Once you accept that you can’t do it all, you can give yourself permission to hone in on a more narrow focus. Your sharpened positioning should ideally represent the sweet spot between your expertise and your customers’ needs. At first, the idea of narrowing your focus may seem scary. After all, saying “yes” to one area of expertise or vertical means saying “no” to many other ones. Won’t that mean lost opportunity rather than increased business?

The answer, paradoxically, is no. After all, small businesses rarely become big businesses without filling a specific need or niche.

For proof, consider Peloton. This home fitness brand disrupted the entire fitness industry by focusing on a single piece of equipment: a stationary bike outfitted with a screen that enables customers to take live spin classes from the privacy of their home. As they created a sense of community around the Peloton experience, the brand quickly developed a loyal following.

Over the years, Peloton has added a treadmill and augmented their content with additional workouts, like yoga and bootcamps. By focusing on pairing home exercise with a global community of athletes, they landed on just the right positioning—a narrow focus that paradoxically laid the foundation for enviable growth. As you might expect, their business model has only benefited from the coronavirus pandemic. But even without a deadly virus, their willingness to carve out and commit to a niche is what laid the foundation for their success.

The Paradox of Expertise

Professional service companies are often the worst at defining the competitive differences their expertise offers. These firms tend to make vague statements that resist elevating their core competencies. They do this because (as with the paradox of focus) they don’t want to risk losing jobs outside those areas.

Once you commit to your positioning, it’s time to take a deep breath and own it. You must decide to get specific about what you do best—and who you serve. Do that, and you’ll start to sell on your strengths rather than your weaknesses.

The Paradox of Risk

Companies avoid risk in all facets of business, from safety to product development to communication. And yet marketing demands a certain amount of risk: the willingness to differentiate and to plant your marketing flag on those differences. When you avoid risk, you also avoid reward.
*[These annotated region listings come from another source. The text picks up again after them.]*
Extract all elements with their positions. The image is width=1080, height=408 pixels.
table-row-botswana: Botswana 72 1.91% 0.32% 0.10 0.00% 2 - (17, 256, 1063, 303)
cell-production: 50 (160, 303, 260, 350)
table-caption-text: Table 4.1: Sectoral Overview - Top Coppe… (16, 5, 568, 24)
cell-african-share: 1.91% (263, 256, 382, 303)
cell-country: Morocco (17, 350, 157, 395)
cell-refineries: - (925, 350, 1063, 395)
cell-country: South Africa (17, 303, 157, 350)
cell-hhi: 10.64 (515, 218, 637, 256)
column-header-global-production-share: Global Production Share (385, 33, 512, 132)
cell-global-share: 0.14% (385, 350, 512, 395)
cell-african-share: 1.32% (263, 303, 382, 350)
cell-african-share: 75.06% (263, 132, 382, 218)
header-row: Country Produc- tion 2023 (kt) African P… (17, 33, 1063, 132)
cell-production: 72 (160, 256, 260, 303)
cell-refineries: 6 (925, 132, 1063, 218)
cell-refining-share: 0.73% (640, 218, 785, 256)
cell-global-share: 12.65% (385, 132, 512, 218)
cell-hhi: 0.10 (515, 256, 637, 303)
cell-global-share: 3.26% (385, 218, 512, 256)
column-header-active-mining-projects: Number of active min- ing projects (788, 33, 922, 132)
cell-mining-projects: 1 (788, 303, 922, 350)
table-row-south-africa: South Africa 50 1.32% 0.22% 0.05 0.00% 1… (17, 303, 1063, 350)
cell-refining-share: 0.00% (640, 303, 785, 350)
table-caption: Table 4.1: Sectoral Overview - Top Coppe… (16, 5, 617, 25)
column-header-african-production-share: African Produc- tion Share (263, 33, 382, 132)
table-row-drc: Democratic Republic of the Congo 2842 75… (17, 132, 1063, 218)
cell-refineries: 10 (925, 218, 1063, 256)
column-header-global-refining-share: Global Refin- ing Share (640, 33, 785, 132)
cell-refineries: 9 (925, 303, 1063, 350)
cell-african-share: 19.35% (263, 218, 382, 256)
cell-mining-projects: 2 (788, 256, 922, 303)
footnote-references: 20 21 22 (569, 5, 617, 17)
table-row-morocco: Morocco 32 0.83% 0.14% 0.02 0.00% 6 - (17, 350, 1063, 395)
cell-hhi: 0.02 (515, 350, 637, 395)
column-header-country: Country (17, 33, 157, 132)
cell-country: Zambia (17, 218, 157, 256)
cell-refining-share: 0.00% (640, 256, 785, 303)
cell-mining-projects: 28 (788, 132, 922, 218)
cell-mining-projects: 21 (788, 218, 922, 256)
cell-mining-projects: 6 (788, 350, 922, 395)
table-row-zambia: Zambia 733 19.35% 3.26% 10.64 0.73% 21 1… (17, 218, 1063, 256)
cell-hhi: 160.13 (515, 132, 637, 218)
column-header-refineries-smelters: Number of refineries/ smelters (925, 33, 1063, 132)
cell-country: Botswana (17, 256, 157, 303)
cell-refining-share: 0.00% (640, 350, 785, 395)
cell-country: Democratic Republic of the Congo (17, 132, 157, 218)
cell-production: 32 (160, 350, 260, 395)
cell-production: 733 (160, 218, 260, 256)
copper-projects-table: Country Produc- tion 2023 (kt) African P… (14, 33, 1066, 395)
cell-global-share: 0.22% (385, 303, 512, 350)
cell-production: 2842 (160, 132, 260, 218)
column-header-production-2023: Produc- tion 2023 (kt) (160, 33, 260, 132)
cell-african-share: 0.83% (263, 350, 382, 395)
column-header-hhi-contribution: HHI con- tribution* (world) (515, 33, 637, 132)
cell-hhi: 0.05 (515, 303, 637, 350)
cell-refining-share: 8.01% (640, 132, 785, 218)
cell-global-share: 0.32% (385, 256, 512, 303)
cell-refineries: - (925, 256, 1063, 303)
When building your brand, you must commit to taking calculated risks. Depending on your industry and business objectives (are you disrupting or defending market share?), that may mean more or less risk. But the level of risk can’t be zero, or you won’t make any impression at all.

The consistent characteristic among highly successful brands is confident creativity. These are brands that don’t conform to what everyone else is doing. They speak authentically, they hold their focus, they emphasize their expertise and they are willing to take risks. This fundamental confidence gives them an enviable ability to anticipate and respond to today’s media environment and gain the attention of fragmented audiences and a culture that has little incentive to notice.